Князь Шаховской: Путь русского либерала | страница 52



Другой член «Ольденбургского кружка» Лев Александрович Обольянинов был человеком совсем другого склада и лада. «Можно бы сказать, что он не подходит к компании, принадлежит людям иного толка. Но это только наружно. Сродство с душою группы он сам затемнял преувеличением своих материалистических теорий и своего бытового «нигилизма», особым подчеркиванием отрицания всяких «сентиментальных» и идеалистических бредней. Наука, опытное знание, изучение природы для открытия доступной истины, трудовой строй, так или иначе примыкающий к социализму, как устройство жизни, — и никаких туманов, полнейший реализм, такова была его proffesion de foi, которую он, впрочем, не очень часто высказывал: обычно он молчаливо держал ее про себя, обнаруживая разногласие критическими взглядами, краткими афоризмами, ироническою улыбкою и пожатием плеч. Он не то что напускал на себя такое отрицание верований и идеализаций, но и сам себя в том несколько обманывал, что именно такова правда. Это ему и нравилось, и в таком материализме он, может быть, невольно находил оправдание своим и других «человеческим» слабостям. Но указанное умонастроение являлось скорее национализированною оболочкою его души в качестве идейной вывески (для пропаганды). Оно поддерживалось мнимою суровою внешностью — строгим взглядом, густыми усами и длинной черной бородой, иногда полупрезрительно надувавшимися губами, сквозь которые он пропускал клубы табачного дыма, вносившего также ему присвоенный знак отличия среди всей некурящей компании.

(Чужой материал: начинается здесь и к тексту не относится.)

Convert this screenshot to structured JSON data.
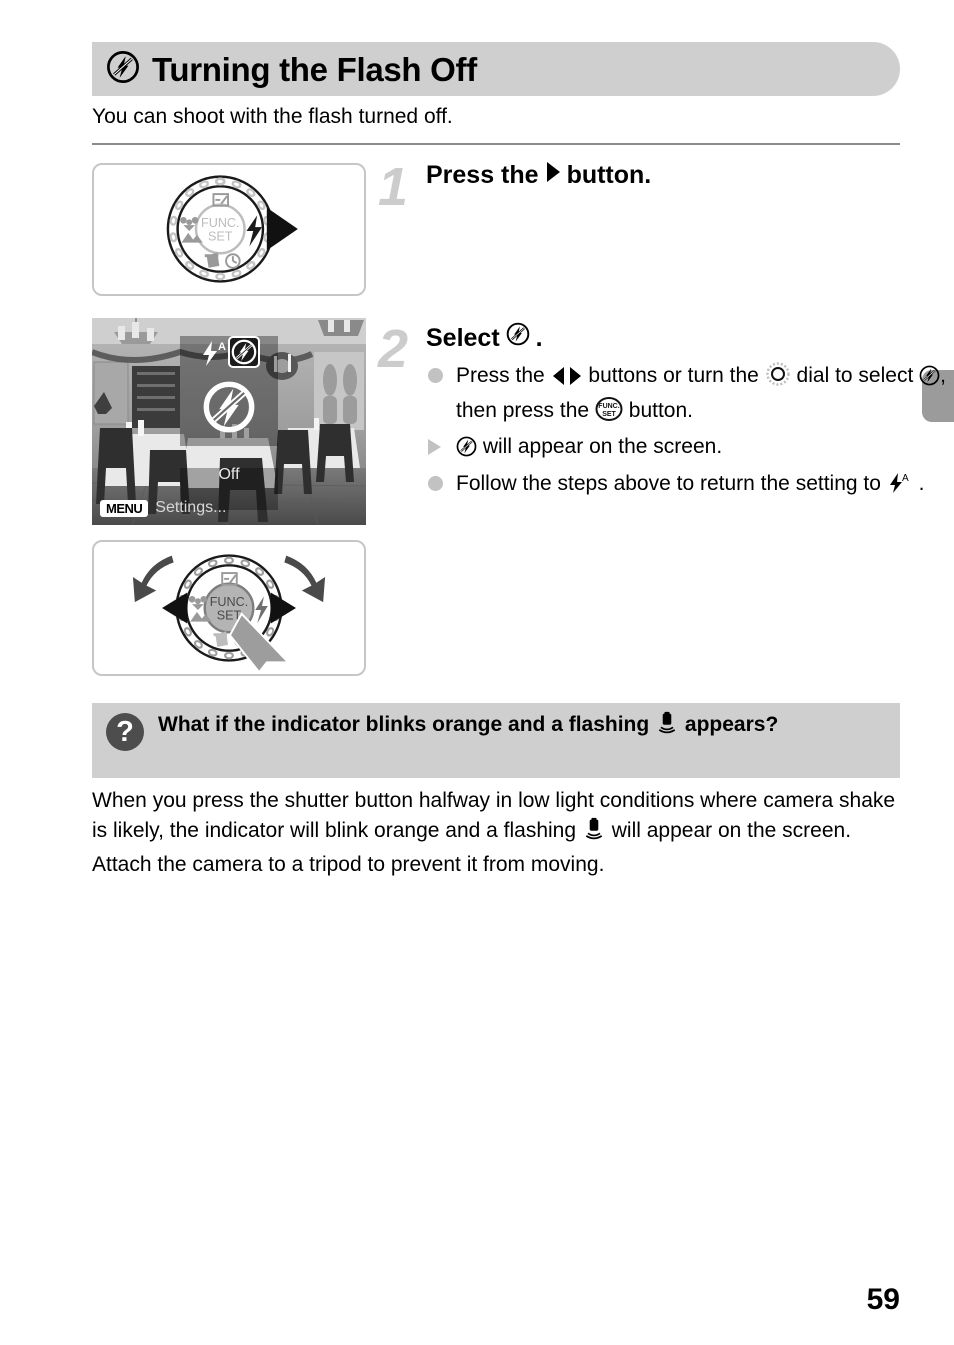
{
  "header": {
    "icon": "flash-off-icon",
    "title": "Turning the Flash Off"
  },
  "intro": "You can shoot with the flash turned off.",
  "steps": [
    {
      "number": "1",
      "heading_before": "Press the",
      "heading_icon": "right-arrow-button-icon",
      "heading_after": "button.",
      "figure": {
        "name": "control-dial-right-press",
        "center_label_line1": "FUNC.",
        "center_label_line2": "SET",
        "icons": [
          "exposure-compensation-icon",
          "macro-icon",
          "landscape-icon",
          "flash-icon",
          "delete-icon",
          "self-timer-icon"
        ]
      }
    },
    {
      "number": "2",
      "heading_before": "Select",
      "heading_icon": "flash-off-icon",
      "heading_after": ".",
      "bullets": [
        {
          "marker": "dot",
          "parts": [
            {
              "t": "text",
              "v": "Press the "
            },
            {
              "t": "icon",
              "v": "left-right-buttons-icon"
            },
            {
              "t": "text",
              "v": " buttons or turn the "
            },
            {
              "t": "icon",
              "v": "control-dial-icon"
            },
            {
              "t": "text",
              "v": " dial to select "
            },
            {
              "t": "icon",
              "v": "flash-off-icon"
            },
            {
              "t": "text",
              "v": ", then press the "
            },
            {
              "t": "icon",
              "v": "func-set-button-icon"
            },
            {
              "t": "text",
              "v": " button."
            }
          ],
          "plain": "Press the ◀▶ buttons or turn the ◎ dial to select (flash off), then press the FUNC./SET button."
        },
        {
          "marker": "triangle",
          "parts": [
            {
              "t": "icon",
              "v": "flash-off-icon"
            },
            {
              "t": "text",
              "v": " will appear on the screen."
            }
          ],
          "plain": "(flash off) will appear on the screen."
        },
        {
          "marker": "dot",
          "parts": [
            {
              "t": "text",
              "v": "Follow the steps above to return the setting to "
            },
            {
              "t": "icon",
              "v": "flash-auto-icon"
            },
            {
              "t": "text",
              "v": " ."
            }
          ],
          "plain": "Follow the steps above to return the setting to (flash auto)."
        }
      ]
    }
  ],
  "screenshot": {
    "name": "camera-lcd-flash-menu",
    "flash_auto_label": "A",
    "selected_option": "flash-off-icon",
    "mode_label": "Off",
    "menu_badge": "MENU",
    "menu_hint": "Settings..."
  },
  "figure_dial_turn": {
    "name": "control-dial-turn-and-press",
    "center_label_line1": "FUNC.",
    "center_label_line2": "SET"
  },
  "qa": {
    "icon": "question-mark-icon",
    "icon_glyph": "?",
    "title_before": "What if the indicator blinks orange and a flashing",
    "title_icon": "camera-shake-warning-icon",
    "title_after": "appears?",
    "body_before": "When you press the shutter button halfway in low light conditions where camera shake is likely, the indicator will blink orange and a flashing",
    "body_icon": "camera-shake-warning-icon",
    "body_after": "will appear on the screen. Attach the camera to a tripod to prevent it from moving."
  },
  "page_number": "59",
  "colors": {
    "band": "#cfcfcf",
    "step_number": "#cccccc",
    "rule": "#8c8c8c",
    "marker": "#c2c2c2",
    "qa_icon": "#4d4d4d",
    "edge_tab": "#9b9b9b"
  }
}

Сразить противоречие он старался особенным выражением недоумения в раскрытых глазах и собранных кверху складках кожи на лбу, которое он себе неуклонно придавал, когда друзья впадали в неодобряемые его здравым смыслом фантазии. — В существе же дела он был — добрейшая, преданнейшая душа, доступная самым нежным движениям (лишь бы только они не выражались вовне, как у других), искренно участвовавшая во всех интересах группы».

Обольянинов склонен был придавать всему собственную реалистическую терминологию и подчеркивать в компанейских планах элементы радикальной общественности. Он тонко чувствовал музыку и сам играл на фортепьяно (единственный из компании), любил цветы и мог быть чрезвычайно мил и трогателен с детьми. Когда у «ольденбурговцев» стали подрастать дети, он сделался их неизменным любимцем, отлично рассказывая им сцены из жизни животных и очаровывая малых слушателей. Он также скоро уехал из Петербурга, поселился в имении отца в Гдовском уезде, где стал заниматься хозяйством, в особенности садоводством, и земской деятельностью. Его деревенская жизнь, близость к природе и простому трудовому быту приносила всегда в общение «Ольденбургского кружка» особую свежую струю.